Example: reduces a 500-token system prompt to under 200 tokens.
"""
replacements = {
"Please make sure that you always": "Always",
"It is very important that you": "You must",
"In your response, please ensure": "Ensure",
"When providing your answer, you should": "Answer by",
"You are a helpful AI assistant that": "You",
}
result = verbose_prompt
for verbose, concise in replacements.items():
result = result.replace(verbose, concise)
return result
def measure_compression_ratio(original: str, compressed: str) -> dict:
enc = tiktoken.encoding_for_model("gpt-4o")
original_tokens = len(enc.encode(original))
compressed_tokens = len(enc.encode(compressed))

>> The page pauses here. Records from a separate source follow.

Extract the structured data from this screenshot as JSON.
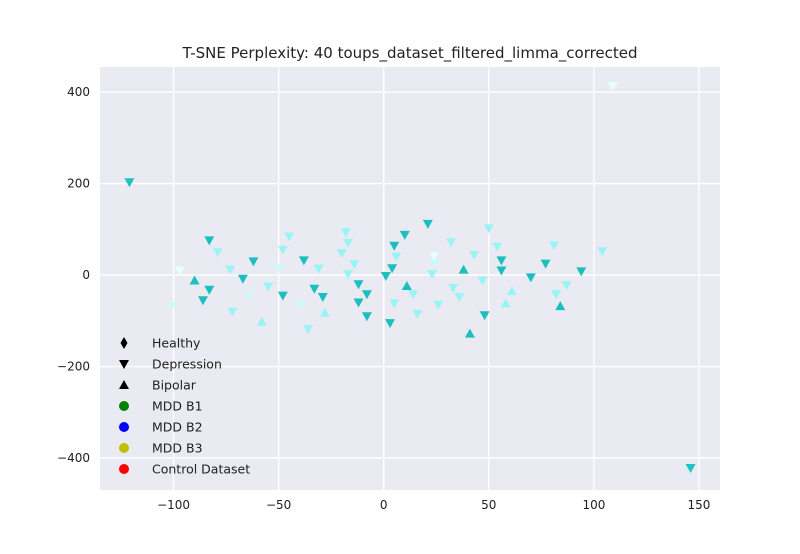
{
  "chart_data": {
    "type": "scatter",
    "title": "T-SNE Perplexity: 40 toups_dataset_filtered_limma_corrected",
    "xlabel": "",
    "ylabel": "",
    "xlim": [
      -135,
      160
    ],
    "ylim": [
      -470,
      455
    ],
    "xticks": [
      -100,
      -50,
      0,
      50,
      100,
      150
    ],
    "yticks": [
      -400,
      -200,
      0,
      200,
      400
    ],
    "xtick_labels": [
      "−100",
      "−50",
      "0",
      "50",
      "100",
      "150"
    ],
    "ytick_labels": [
      "−400",
      "−200",
      "0",
      "200",
      "400"
    ],
    "grid": true,
    "legend_position": "lower-left",
    "background": "#eaeaf2",
    "grid_color": "#ffffff",
    "legend": [
      {
        "label": "Healthy",
        "marker": "diamond",
        "color": "#000000"
      },
      {
        "label": "Depression",
        "marker": "triangle-down",
        "color": "#000000"
      },
      {
        "label": "Bipolar",
        "marker": "triangle-up",
        "color": "#000000"
      },
      {
        "label": "MDD B1",
        "marker": "circle",
        "color": "#008000"
      },
      {
        "label": "MDD B2",
        "marker": "circle",
        "color": "#0000ff"
      },
      {
        "label": "MDD B3",
        "marker": "circle",
        "color": "#bfbf00"
      },
      {
        "label": "Control Dataset",
        "marker": "circle",
        "color": "#ff0000"
      }
    ],
    "points": [
      {
        "x": -121,
        "y": 203,
        "marker": "down",
        "color": "#19c4c4"
      },
      {
        "x": 146,
        "y": -422,
        "marker": "down",
        "color": "#19c4c4"
      },
      {
        "x": 109,
        "y": 413,
        "marker": "down",
        "color": "#e6ffff"
      },
      {
        "x": -101,
        "y": -68,
        "marker": "down",
        "color": "#ccfafa"
      },
      {
        "x": -97,
        "y": 10,
        "marker": "down",
        "color": "#e6ffff"
      },
      {
        "x": -90,
        "y": -12,
        "marker": "up",
        "color": "#1cbfbf"
      },
      {
        "x": -86,
        "y": -55,
        "marker": "down",
        "color": "#1cbfbf"
      },
      {
        "x": -83,
        "y": 76,
        "marker": "down",
        "color": "#1cbfbf"
      },
      {
        "x": -83,
        "y": -32,
        "marker": "down",
        "color": "#1cbfbf"
      },
      {
        "x": -79,
        "y": 50,
        "marker": "down",
        "color": "#99f5f5"
      },
      {
        "x": -73,
        "y": 12,
        "marker": "down",
        "color": "#99f5f5"
      },
      {
        "x": -72,
        "y": -80,
        "marker": "down",
        "color": "#99f5f5"
      },
      {
        "x": -67,
        "y": -8,
        "marker": "down",
        "color": "#1cbfbf"
      },
      {
        "x": -64,
        "y": -45,
        "marker": "down",
        "color": "#ccfafa"
      },
      {
        "x": -62,
        "y": 30,
        "marker": "down",
        "color": "#1cbfbf"
      },
      {
        "x": -58,
        "y": -102,
        "marker": "up",
        "color": "#99f5f5"
      },
      {
        "x": -55,
        "y": -25,
        "marker": "down",
        "color": "#99f5f5"
      },
      {
        "x": -50,
        "y": 15,
        "marker": "down",
        "color": "#ccfafa"
      },
      {
        "x": -48,
        "y": 55,
        "marker": "down",
        "color": "#99f5f5"
      },
      {
        "x": -48,
        "y": -45,
        "marker": "down",
        "color": "#1cbfbf"
      },
      {
        "x": -45,
        "y": 84,
        "marker": "down",
        "color": "#99f5f5"
      },
      {
        "x": -40,
        "y": -65,
        "marker": "down",
        "color": "#ccfafa"
      },
      {
        "x": -38,
        "y": 32,
        "marker": "down",
        "color": "#1cbfbf"
      },
      {
        "x": -36,
        "y": -118,
        "marker": "down",
        "color": "#99f5f5"
      },
      {
        "x": -33,
        "y": -30,
        "marker": "down",
        "color": "#1cbfbf"
      },
      {
        "x": -31,
        "y": 14,
        "marker": "down",
        "color": "#99f5f5"
      },
      {
        "x": -29,
        "y": -48,
        "marker": "down",
        "color": "#1cbfbf"
      },
      {
        "x": -28,
        "y": -82,
        "marker": "up",
        "color": "#99f5f5"
      },
      {
        "x": -20,
        "y": 48,
        "marker": "down",
        "color": "#99f5f5"
      },
      {
        "x": -18,
        "y": 94,
        "marker": "down",
        "color": "#99f5f5"
      },
      {
        "x": -17,
        "y": 70,
        "marker": "down",
        "color": "#99f5f5"
      },
      {
        "x": -17,
        "y": 2,
        "marker": "down",
        "color": "#99f5f5"
      },
      {
        "x": -14,
        "y": 24,
        "marker": "down",
        "color": "#99f5f5"
      },
      {
        "x": -12,
        "y": -20,
        "marker": "down",
        "color": "#1cbfbf"
      },
      {
        "x": -12,
        "y": -60,
        "marker": "down",
        "color": "#1cbfbf"
      },
      {
        "x": -8,
        "y": -90,
        "marker": "down",
        "color": "#1cbfbf"
      },
      {
        "x": -8,
        "y": -42,
        "marker": "down",
        "color": "#1cbfbf"
      },
      {
        "x": 1,
        "y": -2,
        "marker": "down",
        "color": "#1cbfbf"
      },
      {
        "x": 3,
        "y": -105,
        "marker": "down",
        "color": "#1cbfbf"
      },
      {
        "x": 4,
        "y": 15,
        "marker": "down",
        "color": "#1cbfbf"
      },
      {
        "x": 5,
        "y": 64,
        "marker": "down",
        "color": "#1cbfbf"
      },
      {
        "x": 5,
        "y": -62,
        "marker": "down",
        "color": "#99f5f5"
      },
      {
        "x": 6,
        "y": 40,
        "marker": "down",
        "color": "#99f5f5"
      },
      {
        "x": 10,
        "y": 88,
        "marker": "down",
        "color": "#1cbfbf"
      },
      {
        "x": 11,
        "y": -24,
        "marker": "up",
        "color": "#1cbfbf"
      },
      {
        "x": 14,
        "y": -42,
        "marker": "down",
        "color": "#99f5f5"
      },
      {
        "x": 16,
        "y": -85,
        "marker": "down",
        "color": "#99f5f5"
      },
      {
        "x": 21,
        "y": 112,
        "marker": "down",
        "color": "#1cbfbf"
      },
      {
        "x": 23,
        "y": 2,
        "marker": "down",
        "color": "#99f5f5"
      },
      {
        "x": 24,
        "y": 25,
        "marker": "down",
        "color": "#ccfafa"
      },
      {
        "x": 24,
        "y": 42,
        "marker": "down",
        "color": "#e6ffff"
      },
      {
        "x": 26,
        "y": -65,
        "marker": "down",
        "color": "#99f5f5"
      },
      {
        "x": 32,
        "y": 72,
        "marker": "down",
        "color": "#99f5f5"
      },
      {
        "x": 33,
        "y": -28,
        "marker": "down",
        "color": "#99f5f5"
      },
      {
        "x": 36,
        "y": -48,
        "marker": "down",
        "color": "#99f5f5"
      },
      {
        "x": 38,
        "y": 12,
        "marker": "up",
        "color": "#1cbfbf"
      },
      {
        "x": 41,
        "y": -128,
        "marker": "up",
        "color": "#1cbfbf"
      },
      {
        "x": 43,
        "y": 44,
        "marker": "down",
        "color": "#99f5f5"
      },
      {
        "x": 47,
        "y": -12,
        "marker": "down",
        "color": "#99f5f5"
      },
      {
        "x": 48,
        "y": -88,
        "marker": "down",
        "color": "#1cbfbf"
      },
      {
        "x": 50,
        "y": 102,
        "marker": "down",
        "color": "#99f5f5"
      },
      {
        "x": 54,
        "y": 62,
        "marker": "down",
        "color": "#99f5f5"
      },
      {
        "x": 56,
        "y": 32,
        "marker": "down",
        "color": "#1cbfbf"
      },
      {
        "x": 56,
        "y": 10,
        "marker": "down",
        "color": "#1cbfbf"
      },
      {
        "x": 58,
        "y": -62,
        "marker": "up",
        "color": "#99f5f5"
      },
      {
        "x": 61,
        "y": -35,
        "marker": "up",
        "color": "#99f5f5"
      },
      {
        "x": 70,
        "y": -5,
        "marker": "down",
        "color": "#1cbfbf"
      },
      {
        "x": 77,
        "y": 25,
        "marker": "down",
        "color": "#1cbfbf"
      },
      {
        "x": 81,
        "y": 65,
        "marker": "down",
        "color": "#99f5f5"
      },
      {
        "x": 82,
        "y": -42,
        "marker": "down",
        "color": "#99f5f5"
      },
      {
        "x": 84,
        "y": -68,
        "marker": "up",
        "color": "#1cbfbf"
      },
      {
        "x": 87,
        "y": -22,
        "marker": "down",
        "color": "#99f5f5"
      },
      {
        "x": 94,
        "y": 8,
        "marker": "down",
        "color": "#1cbfbf"
      },
      {
        "x": 104,
        "y": 52,
        "marker": "down",
        "color": "#99f5f5"
      }
    ]
  }
}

savings_pct = (original_tokens - compressed_tokens) / original_tokens
return {
"original_tokens": original_tokens,
"compressed_tokens": compressed_tokens,
"savings_percent": savings_pct,
"estimated_monthly_savings_usd": savings_pct * monthly_input_cost,
}Lever 4: Batching Embedding Calls
Many teams embed documents one at a time. Azure OpenAI embedding API accepts up to 2,048 inputs per call. Batching reduces API overhead:
async def batch_embed_documents(texts: list[str], batch_size: int = 100) -> list[list[float]]:
"""
Embed in batches of 100 to reduce API call overhead.
Single-item embedding: 58,000 API calls.
Batched embedding: 580 API calls (100x fewer).
"""
all_embeddings = []
for i in range(0, len(texts), batch_size):
batch = texts[i:i + batch_size]
response = openai_client.embeddings.create(
model="text-embedding-3-large",
input=batch,
)
embeddings = [item.embedding for item in sorted(response.data, key=lambda x: x.index)]
all_embeddings.extend(embeddings)
return all_embeddingsLever 5: Use Smaller Embedding Models for Less Critical Tasks
text-embedding-3-small costs 5x less than text-embedding-3-large and performs well for most RAG workloads. Only use large embeddings when precision is critical.
EMBEDDING_MODELS = {
"high_precision": "text-embedding-3-large", # $0.00013/1k tokens
"standard": "text-embedding-3-small", # $0.00002/1k tokens
}
def select_embedding_model(use_case: str) -> str:
if use_case in ("financial_reports", "legal_documents", "medical_records"):
return EMBEDDING_MODELS["high_precision"]
return EMBEDDING_MODELS["standard"]Putting It Together: Cost Dashboard
from datetime import datetime, timedelta
import sqlite3
def generate_cost_report(db_path: str) -> dict:
conn = sqlite3.connect(db_path)
this_month = conn.execute("""
SELECT SUM(estimated_cost_usd) FROM token_usage
WHERE timestamp >= date('now', 'start of month')
""").fetchone()[0] or 0
last_month = conn.execute("""
SELECT SUM(estimated_cost_usd) FROM token_usage
WHERE timestamp >= date('now', 'start of month', '-1 month')
AND timestamp < date('now', 'start of month')
""").fetchone()[0] or 0
cache_savings = conn.execute("""
SELECT COUNT(*) * AVG(estimated_cost_usd)
FROM token_usage WHERE cache_hit = 1
""").fetchone()[0] or 0
model_routing_savings = conn.execute("""
SELECT SUM(estimated_cost_usd_if_gpt4o - estimated_cost_usd)
FROM token_usage WHERE model = 'gpt-4o-mini'
""").fetchone()[0] or 0
conn.close()
return {
"current_month_usd": round(this_month, 2),
"last_month_usd": round(last_month, 2),
"mom_change_pct": round((this_month - last_month) / max(last_month, 1) * 100, 1),
"cache_savings_usd": round(cache_savings, 2),
"model_routing_savings_usd": round(model_routing_savings, 2),
"projected_monthly_usd": round(this_month / datetime.now().day * 30, 2),
}Projected Savings Summary
Starting from $8,000/month:
| Lever | Estimated Savings | Confidence | |---|---|---| | Semantic cache (60% hit rate on RAG queries) | $1,800/month | High | | Model routing (60% simple queries to mini) | $1,600/month | High | | Prompt compression (document summary endpoint) | $700/month | Medium | | Batch embedding calls | $200/month | High | | Switch to text-embedding-3-small for standard use cases | $300/month | Medium |
Total projected savings: approximately $4,600/month, bringing the bill from $8,000 to approximately $3,400 — a 57.5% reduction, close to the target 60%.
The key principle: measure first, cut second. Without the token usage breakdown, you might compress prompts that account for 5% of costs while ignoring the model routing opportunity that accounts for 40%.